In his economics class, Rafael Lett began to notice a pattern: The professor was always late. “My economics professor would have the TA come in and tell the class the professor is going to be late,” says Lett, 25, a math major and senior at City College. “They do that all the time and they should be fired if they are consistently late. Students are paying money and try to use their time efficiently as possible.”
Lett isn’t the only one who thinks professors should have a late policy like students.
At City College everyone knows about the 15-minute late rule, a policy that applies to classes that run for an hour and 15 minutes. If the professor is more than 15 minutes late, students can leave.
It makes sense: Time is precious. But is that enough? Unlike students professors are excluded from being penalized by anyone for being late or absent for a class.

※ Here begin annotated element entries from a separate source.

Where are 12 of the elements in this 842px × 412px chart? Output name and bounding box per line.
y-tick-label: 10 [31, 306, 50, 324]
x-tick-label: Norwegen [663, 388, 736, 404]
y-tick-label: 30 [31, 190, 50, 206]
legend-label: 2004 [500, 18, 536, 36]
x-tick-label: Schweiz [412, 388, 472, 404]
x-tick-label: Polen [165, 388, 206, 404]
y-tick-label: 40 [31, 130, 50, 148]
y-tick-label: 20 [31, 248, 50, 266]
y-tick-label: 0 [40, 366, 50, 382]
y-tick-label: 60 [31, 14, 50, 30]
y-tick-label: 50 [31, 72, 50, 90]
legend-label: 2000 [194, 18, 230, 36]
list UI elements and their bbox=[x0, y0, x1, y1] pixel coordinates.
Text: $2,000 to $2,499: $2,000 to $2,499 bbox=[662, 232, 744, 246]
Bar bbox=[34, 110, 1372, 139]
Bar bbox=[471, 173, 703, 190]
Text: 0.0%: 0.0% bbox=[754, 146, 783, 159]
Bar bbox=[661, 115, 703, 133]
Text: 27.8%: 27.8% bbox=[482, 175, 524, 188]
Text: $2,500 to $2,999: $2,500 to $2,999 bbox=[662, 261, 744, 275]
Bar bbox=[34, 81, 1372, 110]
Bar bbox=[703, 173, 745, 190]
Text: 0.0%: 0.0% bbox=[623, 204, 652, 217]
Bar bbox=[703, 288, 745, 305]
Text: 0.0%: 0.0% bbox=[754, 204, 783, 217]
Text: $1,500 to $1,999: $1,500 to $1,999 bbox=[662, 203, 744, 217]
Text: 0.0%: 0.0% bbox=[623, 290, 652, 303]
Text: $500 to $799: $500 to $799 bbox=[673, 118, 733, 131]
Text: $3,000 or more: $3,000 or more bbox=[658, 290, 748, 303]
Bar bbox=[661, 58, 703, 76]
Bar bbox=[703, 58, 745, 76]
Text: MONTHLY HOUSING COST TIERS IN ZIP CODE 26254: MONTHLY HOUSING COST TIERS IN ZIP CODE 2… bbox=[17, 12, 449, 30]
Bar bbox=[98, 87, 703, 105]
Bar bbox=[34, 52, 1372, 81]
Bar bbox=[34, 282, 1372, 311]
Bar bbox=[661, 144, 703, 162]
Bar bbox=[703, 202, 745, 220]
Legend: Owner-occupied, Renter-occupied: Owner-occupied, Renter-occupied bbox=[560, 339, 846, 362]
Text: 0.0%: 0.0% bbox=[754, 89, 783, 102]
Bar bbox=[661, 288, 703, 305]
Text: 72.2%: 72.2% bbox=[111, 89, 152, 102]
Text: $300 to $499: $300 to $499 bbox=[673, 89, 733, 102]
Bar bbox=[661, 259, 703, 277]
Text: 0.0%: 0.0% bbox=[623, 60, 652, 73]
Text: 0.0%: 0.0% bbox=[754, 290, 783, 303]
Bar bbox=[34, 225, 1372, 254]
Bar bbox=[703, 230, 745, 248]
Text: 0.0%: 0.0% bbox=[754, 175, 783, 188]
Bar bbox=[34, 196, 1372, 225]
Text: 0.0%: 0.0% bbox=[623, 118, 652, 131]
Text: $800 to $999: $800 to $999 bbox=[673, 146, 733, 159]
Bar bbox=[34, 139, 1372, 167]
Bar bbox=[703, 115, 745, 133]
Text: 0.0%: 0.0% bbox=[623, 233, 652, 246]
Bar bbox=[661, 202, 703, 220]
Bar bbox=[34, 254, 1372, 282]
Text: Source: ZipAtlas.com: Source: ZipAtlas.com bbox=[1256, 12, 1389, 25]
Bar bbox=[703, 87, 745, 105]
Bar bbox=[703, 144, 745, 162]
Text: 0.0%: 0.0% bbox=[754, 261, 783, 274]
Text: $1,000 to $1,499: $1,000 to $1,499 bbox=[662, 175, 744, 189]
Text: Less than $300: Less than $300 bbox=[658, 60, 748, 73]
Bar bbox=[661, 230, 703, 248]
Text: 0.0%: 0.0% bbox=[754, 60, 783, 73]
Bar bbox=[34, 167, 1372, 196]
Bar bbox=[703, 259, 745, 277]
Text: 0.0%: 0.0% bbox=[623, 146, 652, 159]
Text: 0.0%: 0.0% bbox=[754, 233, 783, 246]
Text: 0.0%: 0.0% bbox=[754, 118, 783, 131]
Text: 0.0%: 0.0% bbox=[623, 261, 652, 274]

According to the course bulletin for CCNY, students are expected to attend every class session that they are enrolled in and be on time. The instructor has the right to drop a student if they are continuously late. And for some professors being late turns into absences.
David Prince, an MCA adjunct, thinks that there should be a consequence for professors who are late. “I believe students are well within their right to report professors for being late for class,” says David Prince.“At the same time a student should be understanding if a professor has an isolated problem as to why he or she is late.”
Others take a harsher view. “I really think the late policies are unfair,” says Alana Reich, a senior at City College and a Brooklyn resident who travels on public transportation to school. “Most of us are working and [traveling] via public transportation. If professors have the opportunity to be late then so should we!”
Simone Tharkur, who commutes from White Plains, takes her professors’ tardiness in stride. “I don’t think it’s an inconvenience, but more of an annoyance,” says Tharkur, 21. “After all we have to be in class regardless if a professor is late or not.”